2022 Price Benchmarks for a 30-Day Equivalent Supply for IPAY 2027 Selected Drugs
| Brand name | Generic name | List price | Part D net price | Estimated rebate (%) | Big Four/FSS price | Non-FAMP | Price based on the minimum statutory discount | MFP ceiling |
|---|---|---|---|---|---|---|---|---|
| Products whose ceiling may be defined by the minimum discount | ||||||||
| Xtandi | Enzalutamide | $12,339 | $9,470 | 23 | $7,909 | $9,533 | $7,150 | $7,150 |
| Pomalyst | Pomalidomide | $20,409 | N/A | N/A | $13,536 | $17,449 | $13,086 | $13,086 |
| Ibrance | Palbociclib | $14,426 | $12,130 | 16 | $10,193 | $13,055 | $9,791 | $9,791 |
| Calquence | Acalabrutinib | $13,990 | $13,431 | 4 | $10,323 | $12,642 | $9,481 | $9,481 |
| Austedo/Austedo XR | Deutetra-benazine | $6,198 | $4,812 | 22 | $4,511 | $5,382 | $4,037 | $4,037 |
| Vraylar | Cariprazine | $1,323 | $994 | 25 | $940 | $1,232 | $924 | $924 |
| Ofev | Nintedanib-esylate | $12,081 | $10,643 | 12 | $6,609 | $12,142 | $9,107 | $9,107 |
| Xifaxan | Rifaximin | $2,558 | $2,186 | 15 | $1,711 | $2,417 | $967a | $967 |
| Products whose ceiling may be defined by the estimated Part D net price | ||||||||
| Trelegy Ellipta | Fluticasone/Umeclidinium/Vilanterol | $642 | $305 | 53 | $438 | $617 | $463 | $305 |
| Breo Ellipta | Fluticasone/Vilanterol | $395 | $158 | 60 | $271 | $374 | $281 | $158 |
| Otezla | Apremilast | $4,193 | $2,223 | 47 | $2,620 | $3,842 | $2,881 | $2,223 |
| Linzess | Linaclotide | $508 | $244 | 52 | $344 | $475 | $357 | $244 |
| Ozempic/Wegovy/Rybelsus | Semaglutide | $1,017 | $428 | 58 | $626 | $880 | $660 | $428 |
| Janumet/Janumet XR | Sitagliptin/Metformin | $503 | $141 | 72 | $361 | $421 | $168a | $141 |
| Tradjenta | Linagliptin | $461 | $194 | 58 | $304 | $420 | $315 | $194 |
Denotes drugs where the minimum statutory discount is 40% of the non-FAMP. All other drugs have a minimum statutory discount set by 75% of the non-FAMP.
FSS = Federal Supply Schedule; MFP = maximum fair price; N/A = not applicable; non-FAMP = non–federal average manufacturer price; XR = extended-release.
FIGURE 1.
Price Benchmarks for Products With Ceiling Defined by Statutory Discount
(A) Oncology products. Price benchmarks for the drugs selected for negotiation are shown in the upper half of each panel and include the list price, net price, Big Four/Veterans Affairs price, and the maximum price based on the minimum statutory discount applied to the non-FAMP. The ceiling of the maximum fair price is represented by a dashed green line, which represents the lower of the net price or the maximum price based on the minimum statutory discount.

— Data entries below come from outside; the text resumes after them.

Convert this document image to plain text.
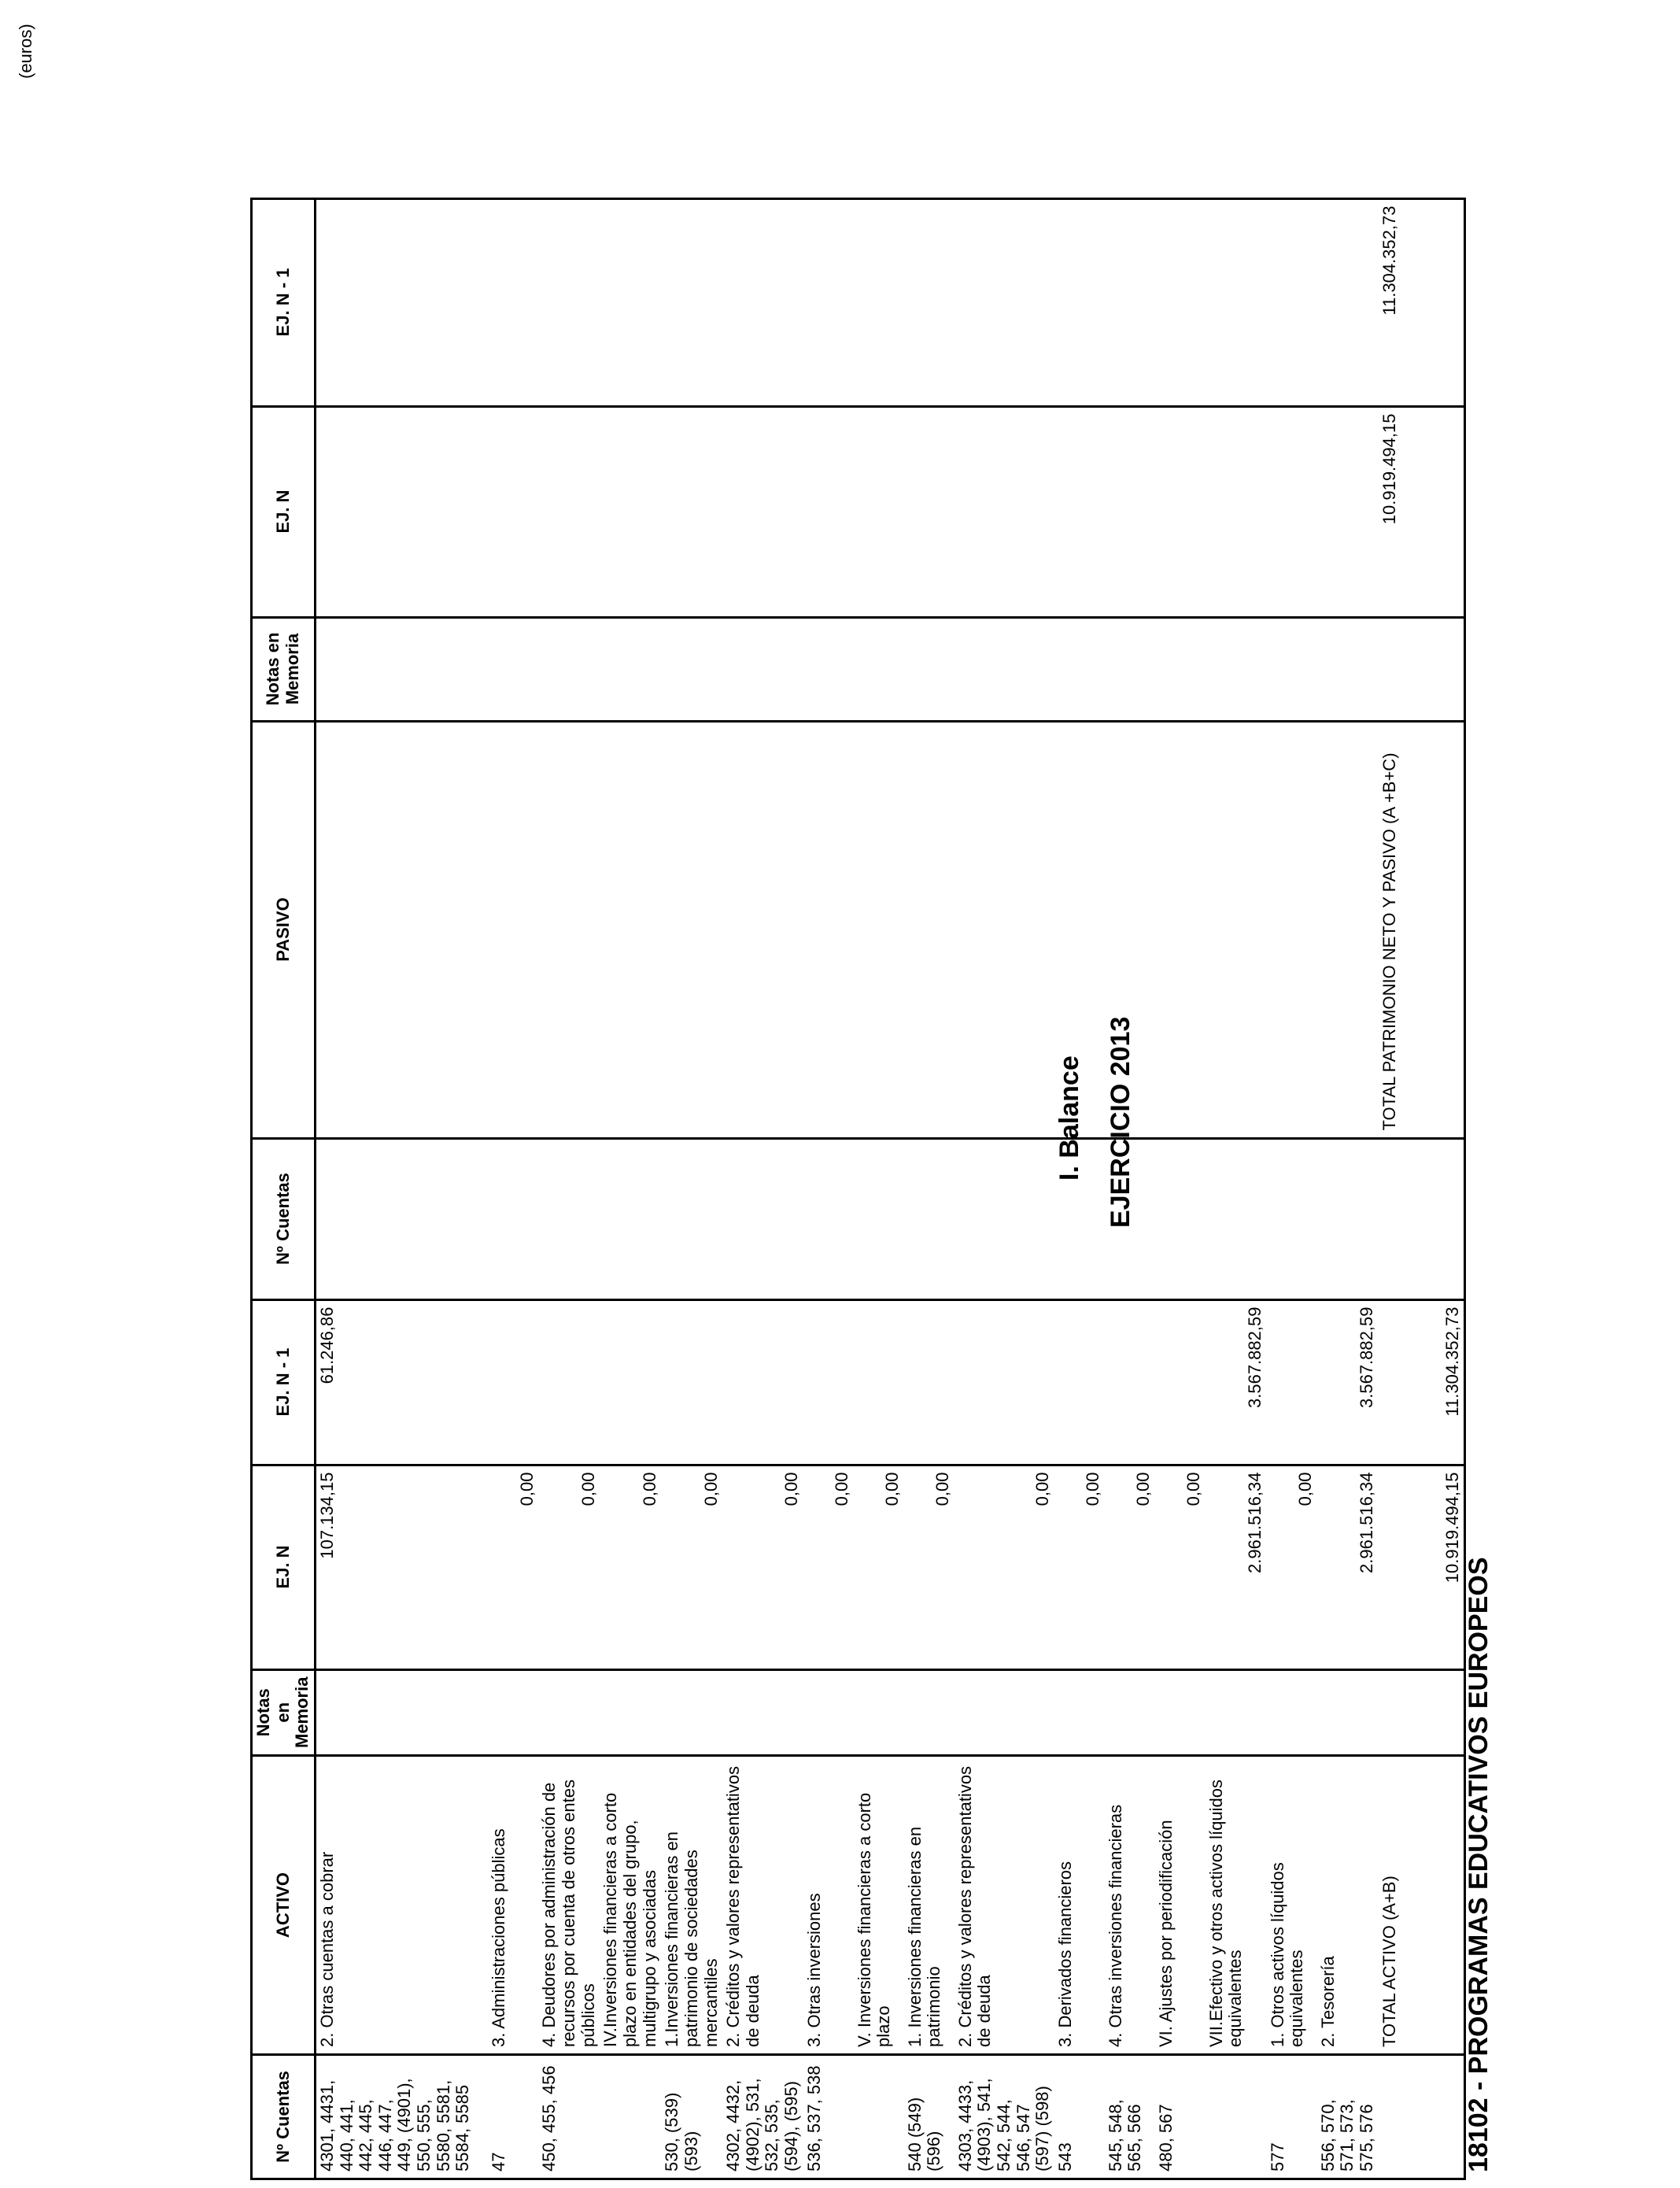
18102 - PROGRAMAS EDUCATIVOS EUROPEOS
I. Balance EJERCICIO 2013
(euros)
Nº Cuentas	ACTIVO	Notas en Memoria	EJ. N	EJ. N - 1	Nº Cuentas	PASIVO	Notas en Memoria	EJ. N	EJ. N - 1
4301, 4431, 440, 441, 442, 445, 446, 447, 449, (4901), 550, 555, 5580, 5581, 5584, 5585	2. Otras cuentas a cobrar		107.134,15	61.246,86					
47	3. Administraciones públicas		0,00						
450, 455, 456	4. Deudores por administración de recursos por cuenta de otros entes públicos		0,00						
	IV.Inversiones financieras a corto plazo en entidades del grupo, multigrupo y asociadas		0,00						
530, (539) (593)	1.Inversiones financieras en patrimonio de sociedades mercantiles		0,00						
4302, 4432, (4902), 531, 532, 535, (594), (595)	2. Créditos y valores representativos de deuda		0,00						
536, 537, 538	3. Otras inversiones		0,00						
	V. Inversiones financieras a corto plazo		0,00						
540 (549) (596)	1. Inversiones financieras en patrimonio		0,00						
4303, 4433, (4903), 541, 542, 544, 546, 547 (597) (598)	2. Créditos y valores representativos de deuda		0,00						
543	3. Derivados financieros		0,00						
545, 548, 565, 566	4. Otras inversiones financieras		0,00						
480, 567	VI. Ajustes por periodificación		0,00						
	VII.Efectivo y otros activos líquidos equivalentes		2.961.516,34	3.567.882,59					
577	1. Otros activos líquidos equivalentes		0,00						
556, 570, 571, 573, 575, 576	2. Tesorería		2.961.516,34	3.567.882,59					
	TOTAL ACTIVO (A+B)		10.919.494,15	11.304.352,73		TOTAL PATRIMONIO NETO Y PASIVO (A +B+C)		10.919.494,15	11.304.352,73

Net pricing for pomalidomide (Pomalyst) was not possible because of underreporting of units. The non-FAMP for pomalidomide was calculated using the average discount given to its drug class. 33 The lower half of the graph represents prices of therapeutic alternatives identified in Table 2. For brand-name products used primarily in Medicare Part D, the prices represent either net prices (red circle) or the previously negotiated 30-day MFP (green circle with red X). For brand-name products used primarily in Medicare Part B, the prices represent the ASP multiplied by the number of dosage units needed for 30 days. For generic products, the prices represent the average reimbursement for a 30-day supply in 2022 Medicare claims data. All price benchmarks are estimated using 2022 data and represent a 30-day supply equivalent.
(B) Central nervous system, antifibrotic, and antibiotic products. Price benchmarks for the drugs selected for negotiation are shown in the upper half of each panel and include the list price, net price, Big Four/Veterans Affairs price, and the maximum price based on the minimum statutory discount applied to the non-FAMP. The ceiling of the maximum fair price is represented by a dashed green line, which represents the lower of the net price or the maximum price based on the minimum statutory discount. The lower half of the graph represents prices of therapeutic alternatives identified in Table 2. For brand-name products, the prices represent net prices. For generic products, the prices represent the average reimbursement for a 30-day supply in 2022 Medicare claims data. All price benchmarks are estimated using 2022 data and represent a 30-day supply equivalent.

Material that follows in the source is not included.